Tuesday, February 27, 2007

Different People

It's amazing how differently people can think. I met a person that was beyond any eccentricity and social handicap that I have ever directly come across. Well, maybe that's an inaccurate claim but it's close. Here's what happened.

Yesterday, I had a quick 30 minutes to grab dinner before going back to teaching, and I decided to join my parents who were eating with this older single missionary lady. I recognized her face, as I recognize so many faces from my childhood but could never identify with names or even events. Found out she was in England with us when we were living there 18 years ago. Apparently, she seemed to have thought that I was still 7 years old. I couldn't believe what I heard. I didn't know these kinds of people really existed.

Two minutes into the meal, she pointed out the big $10 ring I was wearing on my finger. At first, she simply said that it was a big bling bling, in Korean, of course. She made some comment about realizing how, after seeing my bling bling, there was a feeling of emptiness. First thought, this woman is weird. Second thought, here comes another conversation about my singleness. ugh. But I couldn't correlate the two. How can you assume that my wearing a fatty ring on my right middle finger gives any indication of me not being in a relationship? And singleness equals emptiness, I don't think so. Well, I was wrong about her reference.
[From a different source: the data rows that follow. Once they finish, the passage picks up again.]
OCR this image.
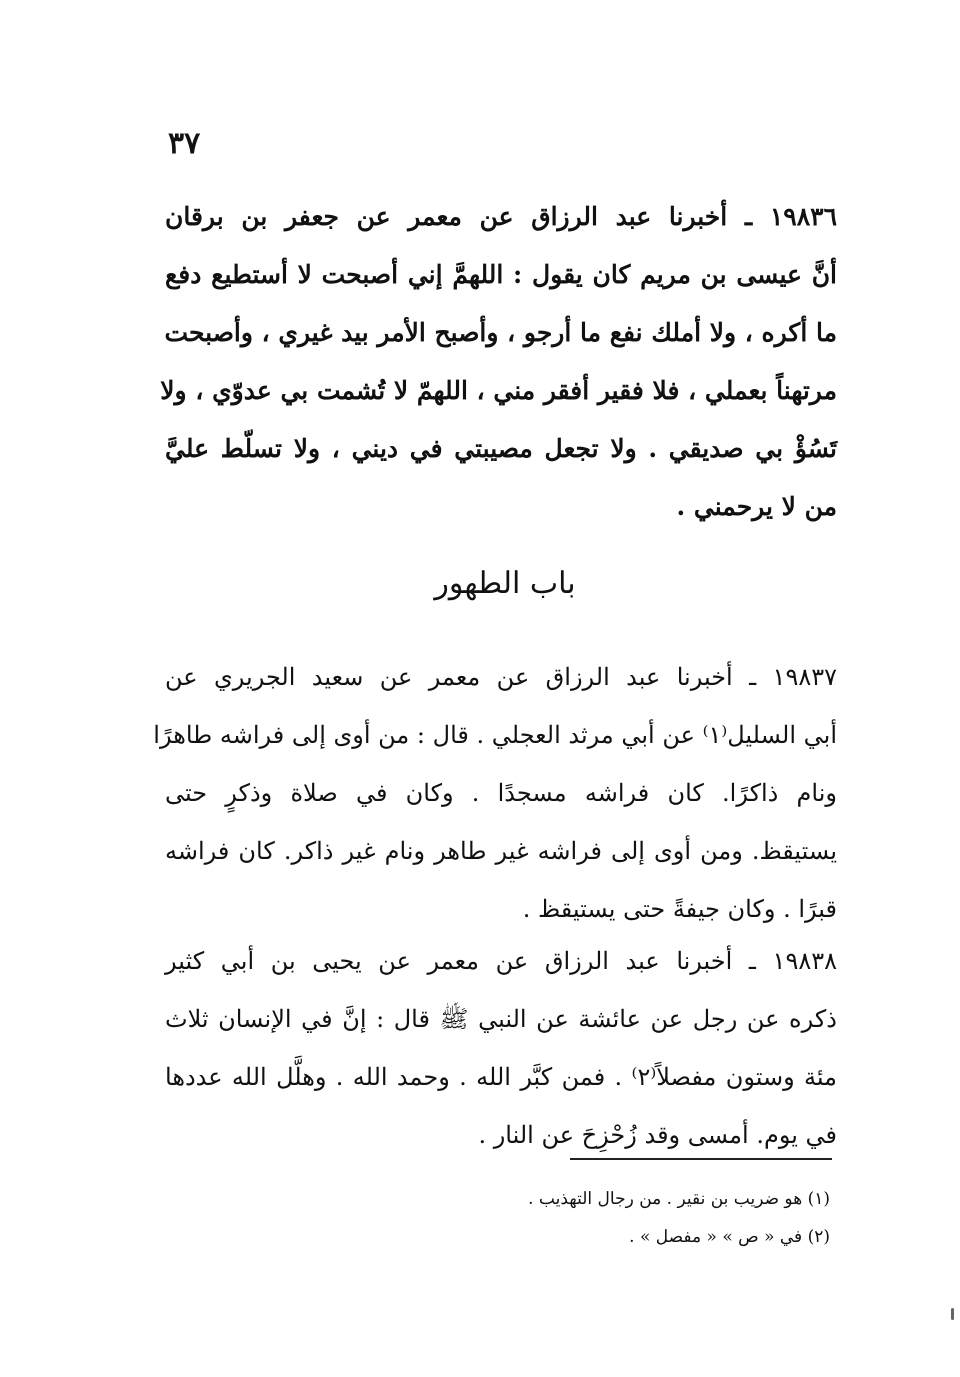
٣٧
١٩٨٣٦ ـ أخبرنا عبد الرزاق عن معمر عن جعفر بن برقان
أنَّ عيسى بن مريم كان يقول : اللهمَّ إني أصبحت لا أستطيع دفع
ما أكره ، ولا أملك نفع ما أرجو ، وأصبح الأمر بيد غيري ، وأصبحت
مرتهناً بعملي ، فلا فقير أفقر مني ، اللهمّ لا تُشمت بي عدوّي ، ولا
تَسُؤْ بي صديقي . ولا تجعل مصيبتي في ديني ، ولا تسلّط عليَّ
من لا يرحمني .
باب الطهور
١٩٨٣٧ ـ أخبرنا عبد الرزاق عن معمر عن سعيد الجريري عن
أبي السليل⁽١⁾ عن أبي مرثد العجلي . قال : من أوى إلى فراشه طاهرًا
ونام ذاكرًا. كان فراشه مسجدًا . وكان في صلاة وذكرٍ حتى
يستيقظ. ومن أوى إلى فراشه غير طاهر ونام غير ذاكر. كان فراشه
قبرًا . وكان جيفةً حتى يستيقظ .
١٩٨٣٨ ـ أخبرنا عبد الرزاق عن معمر عن يحيى بن أبي كثير
ذكره عن رجل عن عائشة عن النبي ﷺ قال : إنَّ في الإنسان ثلاث
مئة وستون مفصلاً⁽٢⁾ . فمن كبَّر الله . وحمد الله . وهلَّل الله عددها
في يوم. أمسى وقد زُحْزِحَ عن النار .
(١) هو ضريب بن نقير . من رجال التهذيب .
(٢) في « ص » « مفصل » .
Out of nowhere she begins PREACHING to me. THE NERVE. ~you must read the bible every day, if you break it down to reading 10 chapters per day you'll read the bible three times in one year, you need to do that okay? without having God's word in your heart, you'll keep reaching for bling blings to fulfill you and the english language that you use to earn this money is not the same language to speak to God with, you have to ask God to help you to speak in tongues, do you know what speaking in tongues is?~ I nod~ yes, wow, you even know what that is, so do you understand what i mean? ~I just smile politely and slightly nod to indicate that I heard her but I'm sure she's not convinced that I really heard her because she continues~ you must read the bible for about 40 min every day okay? ~ my temperature is rising now, I give her a bigger head BOW rather than a nod, to suggest that I've heard her and I'm done listening, then, rather abruptly, I ask where my dad went, he had just stepped out to get something from the office, I was just trying to change the converation, it didn't work for long~ you have to read the bible everyday or you're going nowhere~ now I'm mad and I don't smile or even acknowledge she's talking to me, I just go right ahead eating my food, reaching for it a bit more aggressively now, I look at my ring and the finger it's on and wish I could flick it at her, and you thought I was an angel, of course, this eggs her on even more, because I'm not getting it, and I'm not answering her directly, just nodding now and then~ that's what i hate the most, she says, when people just nod and don't say anything~ i just laugh a little, minimizing her comment to a joke, not taking her seriously, i know this probably ticks her more, but at this point, that's the intention.

Finally my dad returns and joins in on our conversation. Attempting to save me, and I appreciate what he says, he says that this weekend he learned something new about me as we were moving to my new place...and he explains this to the lady, I know he's trying to change the topic to a more civil and uplifting one rather than her inappropriate shaming. Well, it doesn't work, because she basically downplays what my dad says, by stating that what he said about me does nothing to measures my, uh, what's the word, "goodness", maybe? She mentions a girl who grew up beautifully and bought her parents a home. Clearly, inferring that I had to provide a home for my parents before they can be proud of me. I knew my parents wanted to shut her up the whole time too but obviously they couldn't, I couldn't, so I just got up and said I had to go back to work. I think she felt bad then and said she didn't realize I had to leave so soon. Inside, I just said, well, thank you for the pleasant sermon, I'm glad you had the opportunity to get to know me as a person and I'm glad that I can leave you now. But I just bowed and smiled and left. Man, I was so angry.

The most frustrating part of it all was that I was smiling for most of the time, even as I left, saying nothing. I kept thinking, if I could speak English to this lady, or if we were in a different culture, how would I respond to her? I'm pretty sure I would have had a voice to tell her my opinion. She was obviously quite opinionated in our short 20 minutes, so why couldn't I tell her off? The problem was that my parents were there, they represented SIM, she was much older than I, I'm not fluent enough in Korean to shut her up kindly, etc etc. So I just took it, and left. As I was walking out, I felt horrible because I didn't fight back, but later, I was actually pretty proud of myself for the way I handled it. I didn't yell at her and make a fool of myself or my family. I didn't just sit there completely pretentiously nodding and agreeing to everything she said as if I were a non-person. I clearly showed her in a silent "gracious" way that I was not appreciating her approach toward me, as if I were still a child and presuming I didn't have a growing personal relationship with God. I talked to my mom later that evening and she said that after I left, the lady had realized she came on too strong. She had asked my mom if I was upset enough to never want to see her again. And my mom replied, yes.

In this culture, with my sort of background and status, in front of an older lady firmly set in her ways of life, that was all I could do. But if you ask me, that's still a little warped. There's got to be a better way of handling situations like this. I'm learning.